A description/proof of that path-connected topological component is exactly path-connected topological subspace that cannot be made larger
Topics
About: topological space
The table of contents of this article
Starting Context
Target Context
- The reader will have a description and a proof of the proposition that any path-connected topological component is exactly any path-connected topological subspace that cannot be made larger.
Orientation
There is a list of definitions discussed so far in this site.
There is a list of propositions discussed so far in this site.
Main Body
1: Description
For any topological space, \(T\), any path-connected topological component, \(T_1 \subseteq T\), is exactly any path-connected topological subspace that cannot be made larger.
2: Proof
Is \(T_1\) path-connected? For any points, \(p_1, p_2 \in T_1\), as \(p_1\) and \(p_2\) are path-connected on \(T\), there is a path, \(\lambda: [0, 1] \rightarrow T\). \(\lambda ([0, 1]) \subseteq T_1\), because for any point, \(p_3 \in \lambda ([0, 1])\), \(p_3 = \lambda (r_3)\), and by the proposition that any restriction of any continuous map on the domain and the codomain is continuous, \({\lambda}': [0, r_3] \rightarrow T = {\lambda}|_{[0, r_3]}\) is a path on \(T\) that connects \(p_1\) and \(p_3\), so, \(p_3 \in T_1\).

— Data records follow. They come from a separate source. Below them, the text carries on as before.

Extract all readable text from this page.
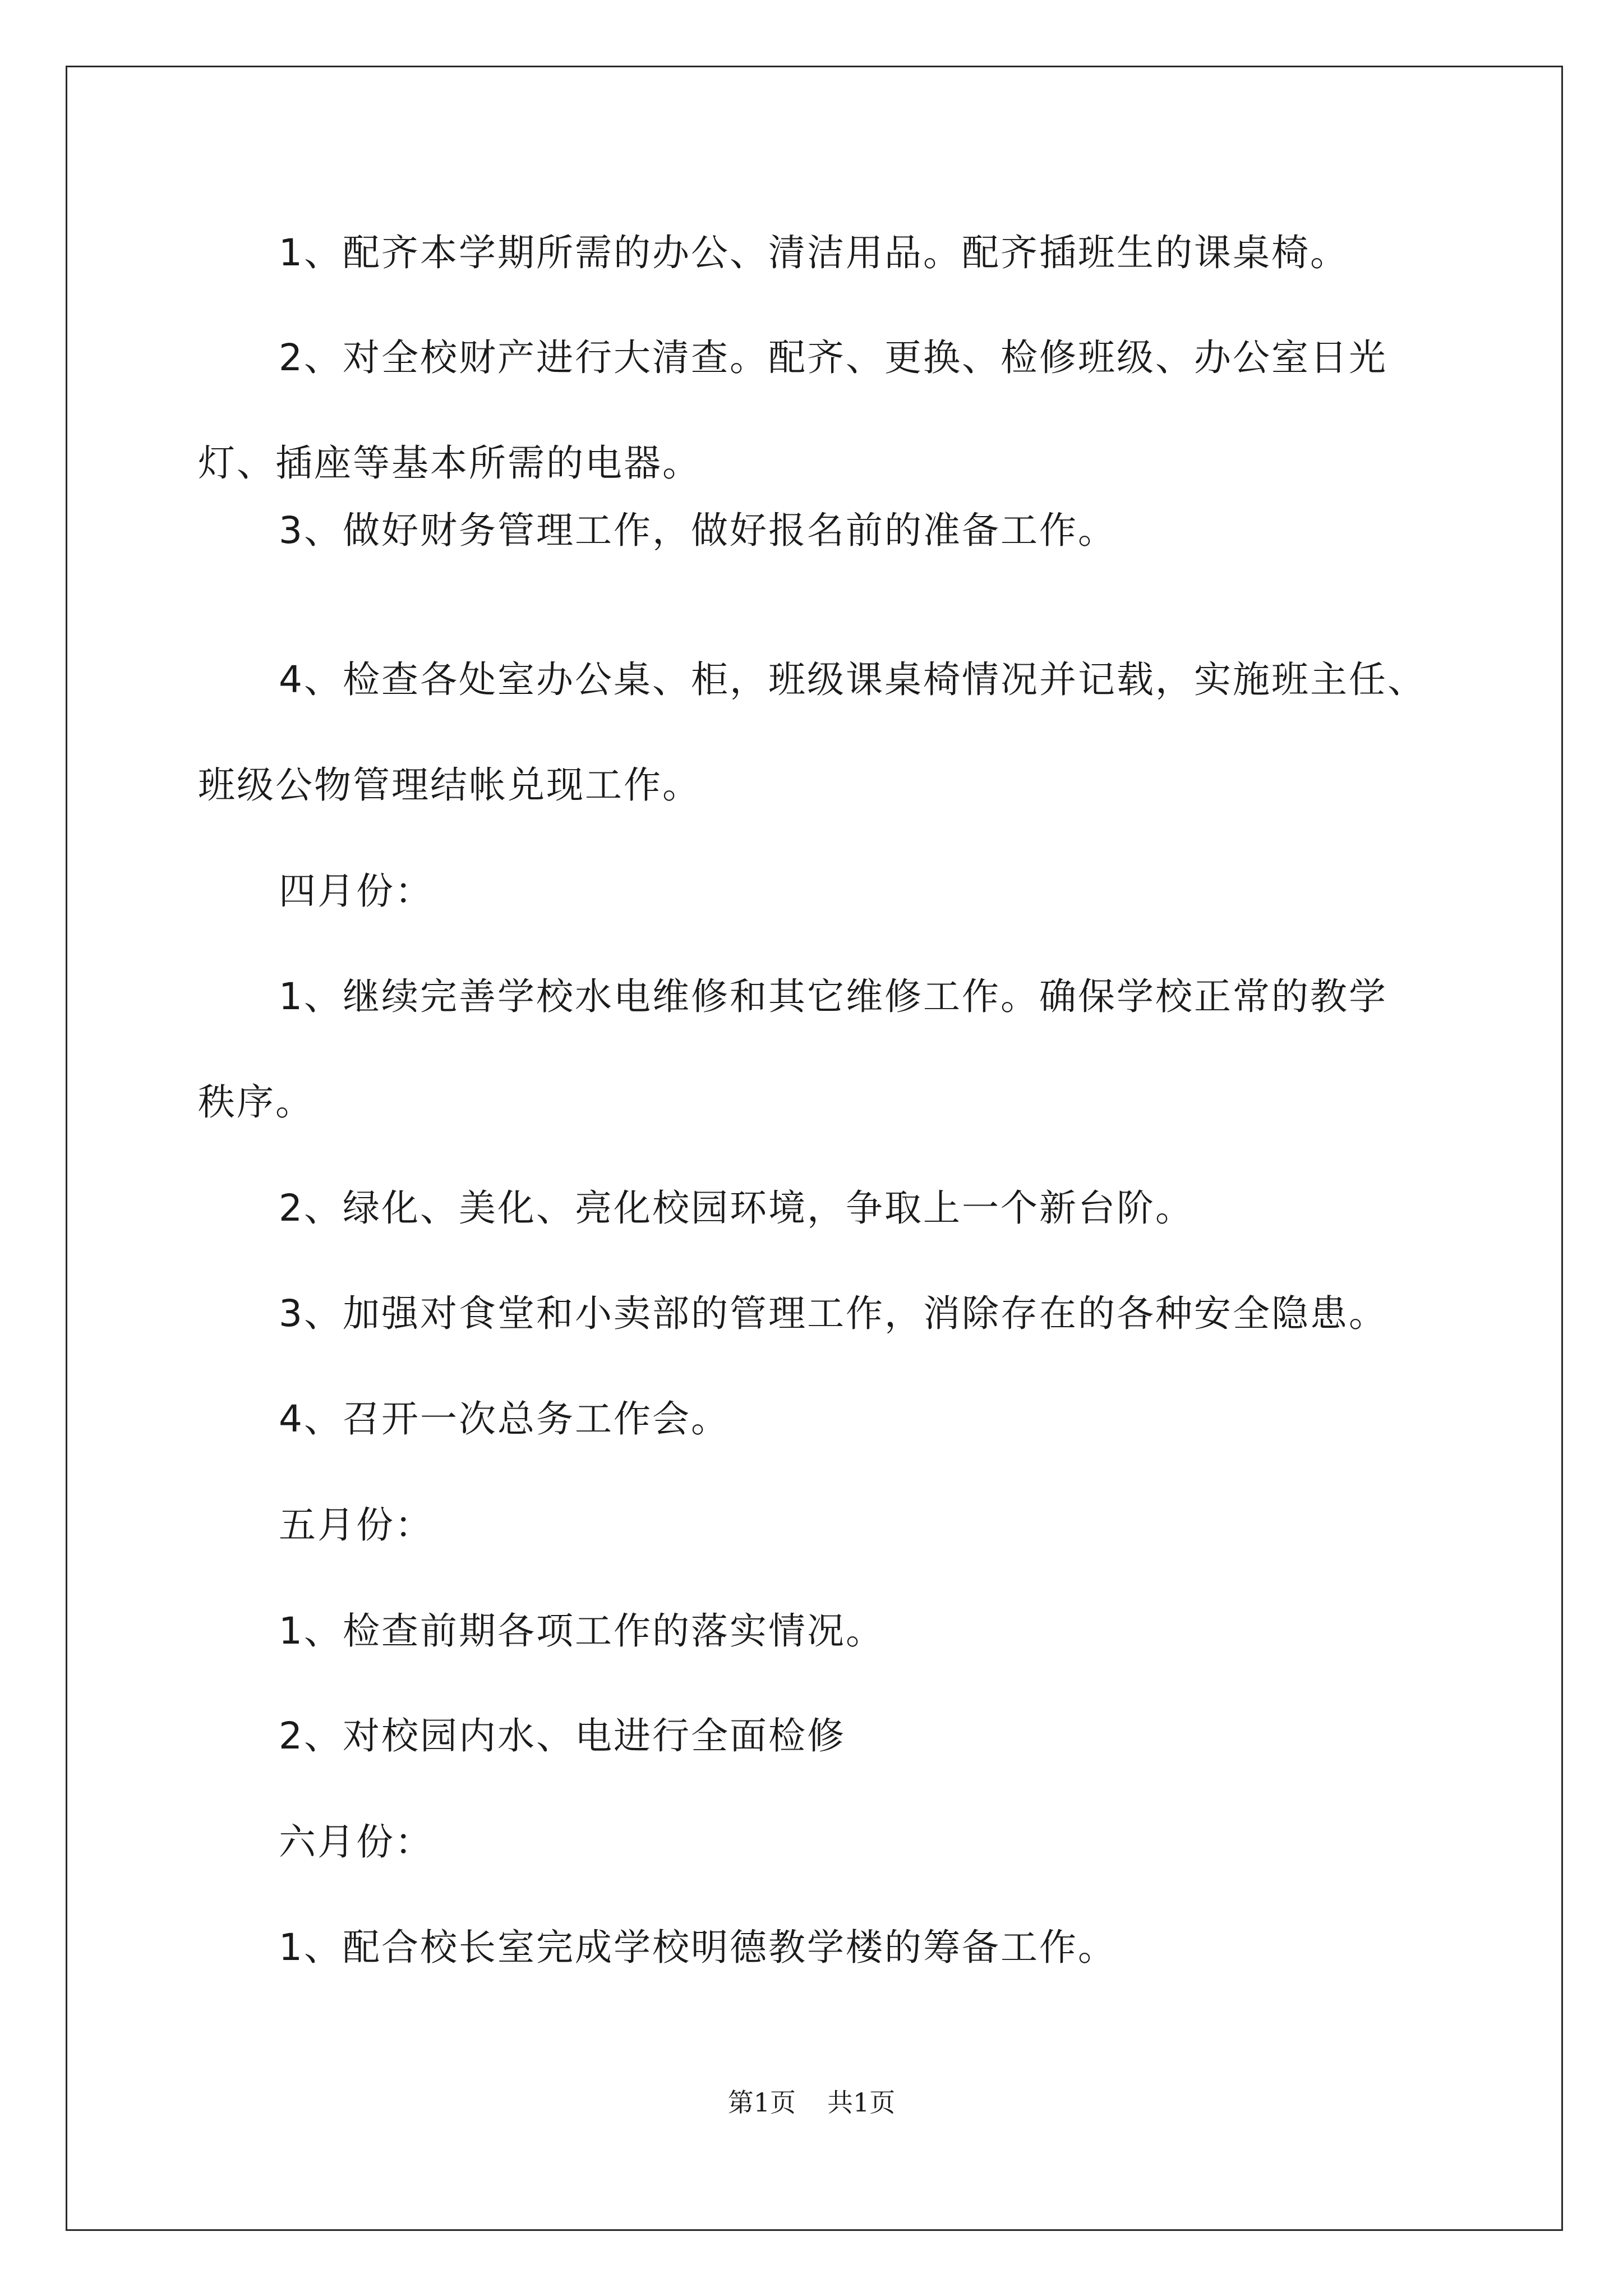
1、配齐本学期所需的办公、清洁用品。配齐插班生的课桌椅。

2、对全校财产进行大清查。配齐、更换、检修班级、办公室日光

灯、插座等基本所需的电器。

3、做好财务管理工作，做好报名前的准备工作。

4、检查各处室办公桌、柜，班级课桌椅情况并记载，实施班主任、

班级公物管理结帐兑现工作。

四月份：

1、继续完善学校水电维修和其它维修工作。确保学校正常的教学

秩序。

2、绿化、美化、亮化校园环境，争取上一个新台阶。

3、加强对食堂和小卖部的管理工作，消除存在的各种安全隐患。

4、召开一次总务工作会。

五月份：

1、检查前期各项工作的落实情况。

2、对校园内水、电进行全面检修

六月份：

1、配合校长室完成学校明德教学楼的筹备工作。

第1页 共1页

By the proposition that any restriction of any continuous map on the domain and the codomain is continuous, \({\lambda}'': [0, 1] \rightarrow T_1\) as the restriction of \(\lambda\), is a path on \(T_1\). So, yes, \(T_1\) is path-connected.

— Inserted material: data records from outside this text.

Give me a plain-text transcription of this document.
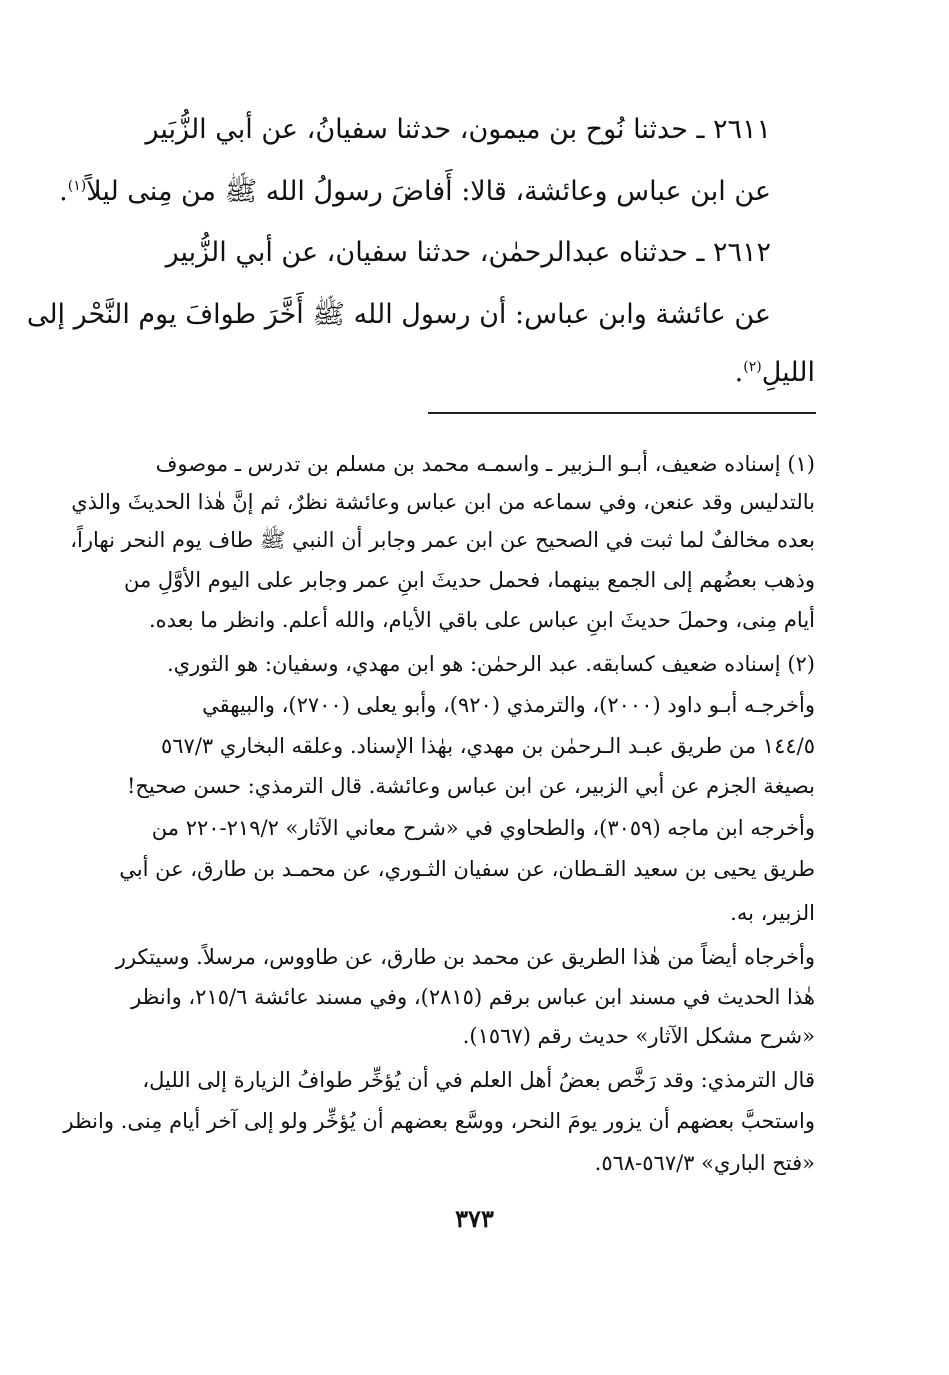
٢٦١١ ـ حدثنا نُوح بن ميمون، حدثنا سفيانُ، عن أبي الزُّبَير
عن ابن عباس وعائشة، قالا: أَفاضَ رسولُ الله ﷺ من مِنى ليلاً$^{(١)}$.
٢٦١٢ ـ حدثناه عبدالرحمٰن، حدثنا سفيان، عن أبي الزُّبير
عن عائشة وابن عباس: أن رسول الله ﷺ أَخَّرَ طوافَ يوم النَّحْر إلى
الليلِ$^{(٢)}$.
(١) إسناده ضعيف، أبـو الـزبير ـ واسمـه محمد بن مسلم بن تدرس ـ موصوف
بالتدليس وقد عنعن، وفي سماعه من ابن عباس وعائشة نظرٌ، ثم إنَّ هٰذا الحديثَ والذي
بعده مخالفٌ لما ثبت في الصحيح عن ابن عمر وجابر أن النبي ﷺ طاف يوم النحر نهاراً،
وذهب بعضُهم إلى الجمع بينهما، فحمل حديثَ ابنِ عمر وجابر على اليوم الأوَّلِ من
أيام مِنى، وحملَ حديثَ ابنِ عباس على باقي الأيام، والله أعلم. وانظر ما بعده.
(٢) إسناده ضعيف كسابقه. عبد الرحمٰن: هو ابن مهدي، وسفيان: هو الثوري.
وأخرجـه أبـو داود (٢٠٠٠)، والترمذي (٩٢٠)، وأبو يعلى (٢٧٠٠)، والبيهقي
١٤٤/٥ من طريق عبـد الـرحمٰن بن مهدي، بهٰذا الإسناد. وعلقه البخاري ٥٦٧/٣
بصيغة الجزم عن أبي الزبير، عن ابن عباس وعائشة. قال الترمذي: حسن صحيح!
وأخرجه ابن ماجه (٣٠٥٩)، والطحاوي في «شرح معاني الآثار» ٢١٩/٢-٢٢٠ من
طريق يحيى بن سعيد القـطان، عن سفيان الثـوري، عن محمـد بن طارق، عن أبي
الزبير، به.
وأخرجاه أيضاً من هٰذا الطريق عن محمد بن طارق، عن طاووس، مرسلاً. وسيتكرر
هٰذا الحديث في مسند ابن عباس برقم (٢٨١٥)، وفي مسند عائشة ٢١٥/٦، وانظر
«شرح مشكل الآثار» حديث رقم (١٥٦٧).
قال الترمذي: وقد رَخَّص بعضُ أهل العلم في أن يُؤخِّر طوافُ الزيارة إلى الليل،
واستحبَّ بعضهم أن يزور يومَ النحر، ووسَّع بعضهم أن يُؤخِّر ولو إلى آخر أيام مِنى. وانظر
«فتح الباري» ٥٦٧/٣-٥٦٨.
٣٧٣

Adding any point to \(T_1\) makes the result not a path-connected topological subspace, because the added point does not belong to the equivalence class, which means that there is no path-connected topological subspace that contains the added point and a point of \(T_1\), so, the result subspace that contains the both points cannot be path-connected.

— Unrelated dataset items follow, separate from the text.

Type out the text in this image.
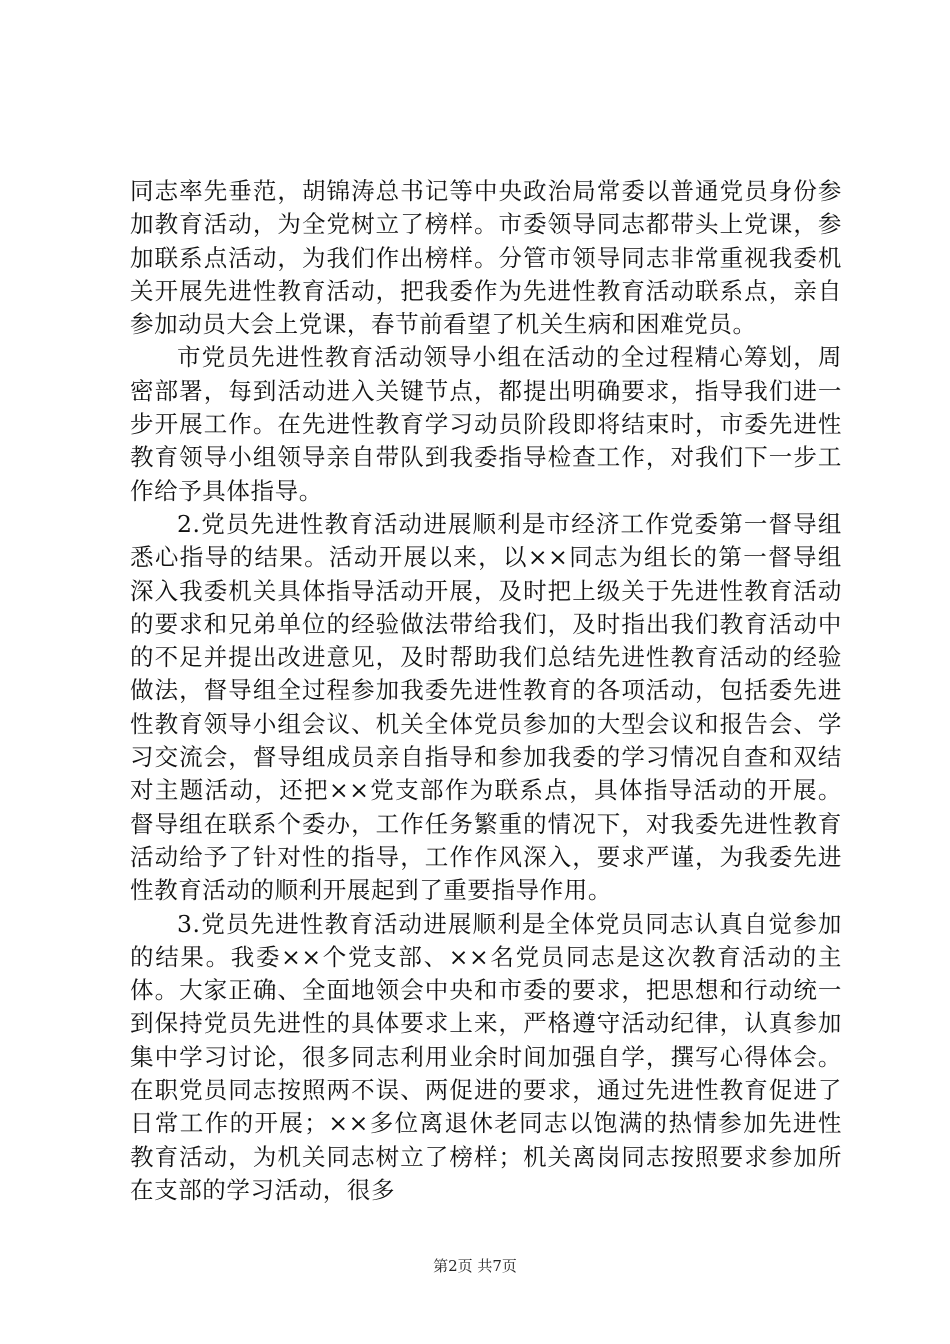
同志率先垂范，胡锦涛总书记等中央政治局常委以普通党员身份参加教育活动，为全党树立了榜样。市委领导同志都带头上党课，参加联系点活动，为我们作出榜样。分管市领导同志非常重视我委机关开展先进性教育活动，把我委作为先进性教育活动联系点，亲自参加动员大会上党课，春节前看望了机关生病和困难党员。

市党员先进性教育活动领导小组在活动的全过程精心筹划，周密部署，每到活动进入关键节点，都提出明确要求，指导我们进一步开展工作。在先进性教育学习动员阶段即将结束时，市委先进性教育领导小组领导亲自带队到我委指导检查工作，对我们下一步工作给予具体指导。

2.党员先进性教育活动进展顺利是市经济工作党委第一督导组悉心指导的结果。活动开展以来，以××同志为组长的第一督导组深入我委机关具体指导活动开展，及时把上级关于先进性教育活动的要求和兄弟单位的经验做法带给我们，及时指出我们教育活动中的不足并提出改进意见，及时帮助我们总结先进性教育活动的经验做法，督导组全过程参加我委先进性教育的各项活动，包括委先进性教育领导小组会议、机关全体党员参加的大型会议和报告会、学习交流会，督导组成员亲自指导和参加我委的学习情况自查和双结对主题活动，还把××党支部作为联系点，具体指导活动的开展。督导组在联系个委办，工作任务繁重的情况下，对我委先进性教育活动给予了针对性的指导，工作作风深入，要求严谨，为我委先进性教育活动的顺利开展起到了重要指导作用。

3.党员先进性教育活动进展顺利是全体党员同志认真自觉参加的结果。我委××个党支部、××名党员同志是这次教育活动的主体。大家正确、全面地领会中央和市委的要求，把思想和行动统一到保持党员先进性的具体要求上来，严格遵守活动纪律，认真参加集中学习讨论，很多同志利用业余时间加强自学，撰写心得体会。在职党员同志按照两不误、两促进的要求，通过先进性教育促进了日常工作的开展；××多位离退休老同志以饱满的热情参加先进性教育活动，为机关同志树立了榜样；机关离岗同志按照要求参加所在支部的学习活动，很多

第2页 共7页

Suppose that \(T_3\) is any path-connected topological subspace that contains a point of \(T_1\) and cannot be made larger. All the points of \(T_3\) belong to the equivalence class of the point, so, \(T_3 \subseteq T_1\), but as \(T_1\) is a path-connected subspace, \(T_1 \subseteq T_3\), so, \(T_3 = T_1\).
3: Note
It is not so obvious that any path-connected topological component is path-connected, because path-connected topological component is defined based on path-connected-ness of any pair of points on the component, which is about the existence of a path-connected topological subspace, which is not necessarily the component; the component is certainly the union of such path-connected subspaces, but there is no guarantee that such a union is path-connected, although the union of any sequence of path-connected subspaces that share a point pair-wise sequentially is path-connected.